How to Avoid a Phishing Scam:
  • If you get an email or pop-up message that asks for personal or financial information, do not reply or click on the link in the message. Legitimate companies don’t ask for this information via email. If you are concerned about your account, contact the organization in the email using a telephone number you know to be genuine, or open a new Internet browser session and type in the company’s correct web address. In any case, don’t cut and paste the link in the message.
  • Don’t email personal or financial information. Email is not a secure method of transmitting personal information. If you initiate a transaction and want to provide your personal or financial information through an organization’s Web site, look for indicators that the site is secure, like a lock icon on the browser’s status bar or a URL for a website that begins “https:” (the “s” stands for “secure”). Unfortunately, no indicator is foolproof; some phishers have forged security icons.

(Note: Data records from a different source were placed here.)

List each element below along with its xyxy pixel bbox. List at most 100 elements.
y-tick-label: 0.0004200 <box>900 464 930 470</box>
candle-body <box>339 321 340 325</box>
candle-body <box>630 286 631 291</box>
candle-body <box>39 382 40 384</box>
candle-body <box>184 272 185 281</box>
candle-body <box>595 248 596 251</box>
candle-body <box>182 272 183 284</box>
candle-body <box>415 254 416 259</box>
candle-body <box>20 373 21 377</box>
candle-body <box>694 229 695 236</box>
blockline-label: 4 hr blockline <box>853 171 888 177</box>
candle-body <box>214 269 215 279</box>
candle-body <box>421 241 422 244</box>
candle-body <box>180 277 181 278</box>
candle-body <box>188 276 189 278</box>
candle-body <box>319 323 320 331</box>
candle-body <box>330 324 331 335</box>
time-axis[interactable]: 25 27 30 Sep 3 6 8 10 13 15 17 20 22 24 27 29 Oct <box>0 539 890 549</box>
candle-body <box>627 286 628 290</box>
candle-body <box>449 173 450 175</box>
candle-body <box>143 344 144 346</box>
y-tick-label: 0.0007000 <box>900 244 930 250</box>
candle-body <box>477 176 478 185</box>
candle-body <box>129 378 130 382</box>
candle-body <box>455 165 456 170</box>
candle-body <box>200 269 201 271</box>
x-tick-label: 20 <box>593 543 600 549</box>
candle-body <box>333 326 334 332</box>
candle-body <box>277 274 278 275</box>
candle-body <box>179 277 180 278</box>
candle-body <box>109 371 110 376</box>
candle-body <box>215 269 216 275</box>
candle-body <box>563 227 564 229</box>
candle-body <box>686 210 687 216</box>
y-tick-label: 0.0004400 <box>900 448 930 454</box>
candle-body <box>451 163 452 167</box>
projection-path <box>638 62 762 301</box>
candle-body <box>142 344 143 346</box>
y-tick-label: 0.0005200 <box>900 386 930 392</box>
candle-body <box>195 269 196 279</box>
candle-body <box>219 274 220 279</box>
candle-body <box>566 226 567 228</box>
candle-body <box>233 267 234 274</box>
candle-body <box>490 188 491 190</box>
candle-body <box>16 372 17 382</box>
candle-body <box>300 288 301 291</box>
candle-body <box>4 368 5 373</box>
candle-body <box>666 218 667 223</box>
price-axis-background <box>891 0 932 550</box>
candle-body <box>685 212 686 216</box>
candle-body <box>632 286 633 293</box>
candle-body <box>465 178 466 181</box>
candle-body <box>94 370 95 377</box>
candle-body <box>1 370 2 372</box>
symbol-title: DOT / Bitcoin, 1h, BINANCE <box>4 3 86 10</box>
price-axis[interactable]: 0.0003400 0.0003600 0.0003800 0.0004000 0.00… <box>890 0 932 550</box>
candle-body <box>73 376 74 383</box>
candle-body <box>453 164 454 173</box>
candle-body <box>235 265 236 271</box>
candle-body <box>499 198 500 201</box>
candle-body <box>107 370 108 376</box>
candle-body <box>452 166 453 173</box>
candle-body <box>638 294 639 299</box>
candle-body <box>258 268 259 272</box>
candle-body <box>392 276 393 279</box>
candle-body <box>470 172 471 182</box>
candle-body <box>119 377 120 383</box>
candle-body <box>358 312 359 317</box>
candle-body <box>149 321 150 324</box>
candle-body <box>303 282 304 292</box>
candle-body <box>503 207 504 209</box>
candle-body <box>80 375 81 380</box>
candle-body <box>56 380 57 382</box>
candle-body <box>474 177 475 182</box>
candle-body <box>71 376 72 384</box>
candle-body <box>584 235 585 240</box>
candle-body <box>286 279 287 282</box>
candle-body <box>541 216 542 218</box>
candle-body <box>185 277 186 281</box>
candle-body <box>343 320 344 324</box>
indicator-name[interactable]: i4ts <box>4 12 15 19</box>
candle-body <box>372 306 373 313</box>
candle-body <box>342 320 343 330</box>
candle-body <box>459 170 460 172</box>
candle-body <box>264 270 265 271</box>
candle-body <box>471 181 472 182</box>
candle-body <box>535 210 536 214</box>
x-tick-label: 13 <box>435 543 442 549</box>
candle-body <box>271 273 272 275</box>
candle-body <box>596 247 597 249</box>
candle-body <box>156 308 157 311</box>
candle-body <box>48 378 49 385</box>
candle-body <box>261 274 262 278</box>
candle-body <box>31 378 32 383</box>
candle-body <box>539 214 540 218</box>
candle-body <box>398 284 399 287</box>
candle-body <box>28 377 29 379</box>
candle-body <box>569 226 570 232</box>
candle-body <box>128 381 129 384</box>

  • Review credit card and bank account statements as soon as you receive them to determine whether there are any unauthorized charges. If your statement is late by more than a couple of days, call your credit card company or bank to confirm your billing address and account balances.
  • Be cautious about opening any attachment or downloading any files from emails you receive, regardless of who sent them.

What to Do if You Fall Victim:
  • Contact your financial institution immediately and alert it to the situation.
  • Contact one of the three major credit bureaus if you have disclosed sensitive information in a phishing attack, and discuss whether you need to place a fraud alert on your file, which will help prevent thieves from opening a new account in your name.
Credit bureau’s fraud division:
  • Equifax: 800-525-6285
  • Experian: 888-397-3742
  • TransUnion: 800-680-7289
  • Report all suspicious contacts to the Federal Trade Commission through the Internet at www.consumer.gov/idtheft, or by calling 1-877-IDTHEFT.